1Well, a comic called Skullkickers couldn’t go unexplored forever. But I sure did avoid the Image publication, written by Jim Zub and drawn by Edwin Huang, as if goblin guts ran from its pages.

The reason for such negligence? The simple answer is that I already own and read too much, and could continue this blog forever if I’d stopped buying comics, say, five years ago. The answer that merits discussion, however, is that this Sword & Sorcery adventure, slummed out in the sandals and crusty t-shirt of a Role Playing Game, reminds me way too much of Battle Chasers.

Which is what? you ask, aghast at my suddenly glazed eyes and beard of cheese dust. Battle Chasers is a medieval fantasy comic from the late 1990s inspired by the extremely popular Final Fantasy video games of the same era (wherein you literally darted in and out of fights with monsters, demons, etc). Creator Joe Madureira, fresh from his career-making artistic run on Uncanny X-Men, transferred the already fused elements of steampunk and manga from Final Fantasy to the kinetic realm of American comics.

2Nerds feasted! because manga and anime weren’t yet ubiquitous, and Madureira’s character designs had the voltage of an August thunderstorm. We just didn’t feast often.

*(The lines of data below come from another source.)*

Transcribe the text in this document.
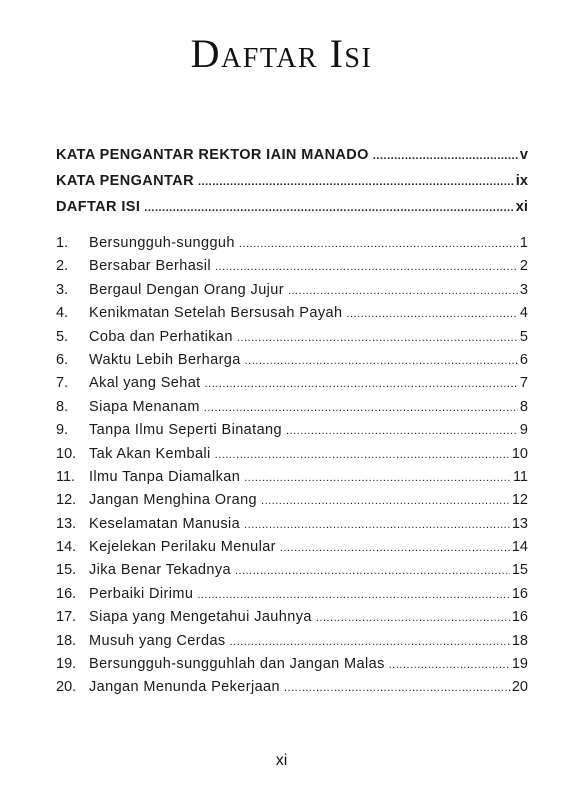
Daftar Isi
KATA PENGANTAR REKTOR IAIN MANADO .....	v
KATA PENGANTAR .....	ix
DAFTAR ISI .....	xi
1.	Bersungguh-sungguh .....	1
2.	Bersabar Berhasil .....	2
3.	Bergaul Dengan Orang Jujur .....	3
4.	Kenikmatan Setelah Bersusah Payah .....	4
5.	Coba dan Perhatikan .....	5
6.	Waktu Lebih Berharga .....	6
7.	Akal yang Sehat .....	7
8.	Siapa Menanam .....	8
9.	Tanpa Ilmu Seperti Binatang .....	9
10. Tak Akan Kembali .....	10
11. Ilmu Tanpa Diamalkan .....	11
12. Jangan Menghina Orang .....	12
13. Keselamatan Manusia .....	13
14. Kejelekan Perilaku Menular .....	14
15. Jika Benar Tekadnya .....	15
16. Perbaiki Dirimu .....	16
17. Siapa yang Mengetahui Jauhnya .....	16
18. Musuh yang Cerdas .....	18
19. Bersungguh-sungguhlah dan Jangan Malas .....	19
20. Jangan Menunda Pekerjaan .....	20
xi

Battle Chasers existed as nine issues spread across four years, and while scanning the new releases every Wednesday, I thought hunting Sasquatch might prove less frustrating.

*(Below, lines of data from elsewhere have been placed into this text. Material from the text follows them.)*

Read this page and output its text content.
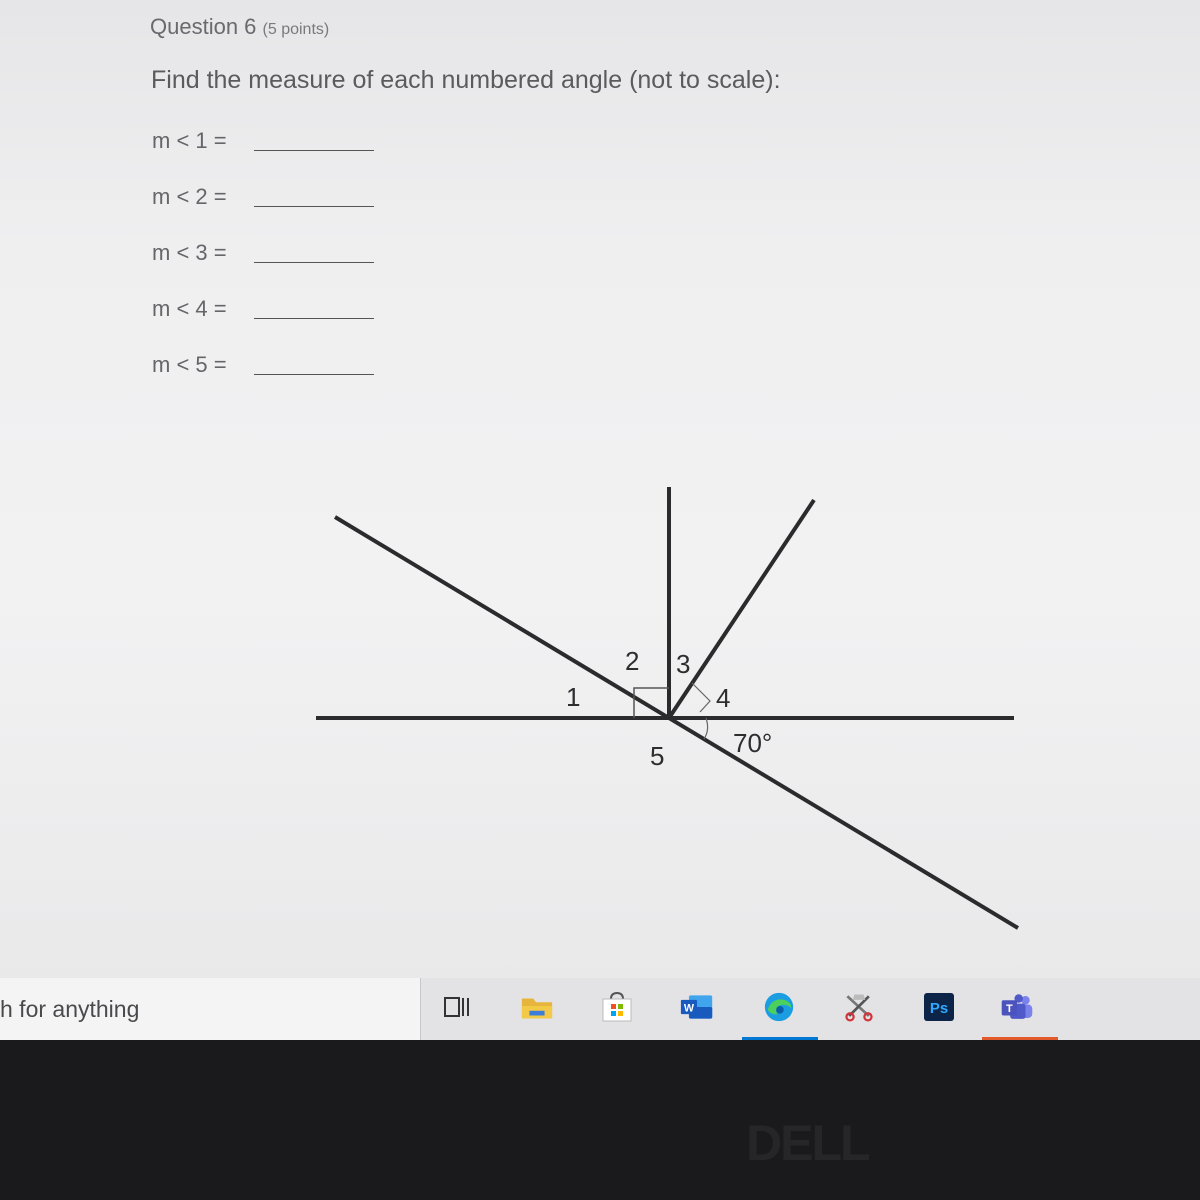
Question 6 (5 points)
Find the measure of each numbered angle (not to scale):
m < 1 =
m < 2 =
m < 3 =
m < 4 =
m < 5 =
1
2 3
4
5	70°
h for anything	W	Ps	T
DELL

Everything’s different now! Grandpa, little sister and the mailman have been manga-fied with larger eyes and shorter skirts. “Costume players” crowd into malls on weekends, where their tails and furry ears won’t land them as hunting trophies in someone’s living room. And comics that take it all for granted release like clockwork.

Skullkickers stars two monster-smashing mercenaries, and the tone goes a little something like this: “Yeesh! Whoever heard of a fat werewolf?!” It grinds lovingly against the cheerful art by Huang, who could draw Disney’s Aladdin without dropping a single grimace from his repertoire. Colorist Misty Coats adds an animation cell lushness to every page, especially the moonlit night scenes.

3The first trade paperback, 1000 Opas and a Dead Body, is some addictive (and astoundingly light) reading about the murder of a young royal–and the theft of his corpse by a death cult. Our nameless heroes, whose actions are frequently narrated by a dice-rolling omniscience, are the only people in Mudwich (population: downtrodden) who see the fun in it.

And luckily, it is fun–though I suggest the $10 trade over paying three bucks per issue. Each one gives you some chuckling wise-assery, some cool creature action, and not really much story. That’s fine if, between rounds of D&D, you need reading material for the can. Then again, a little Lord Dunsany never killed anyone.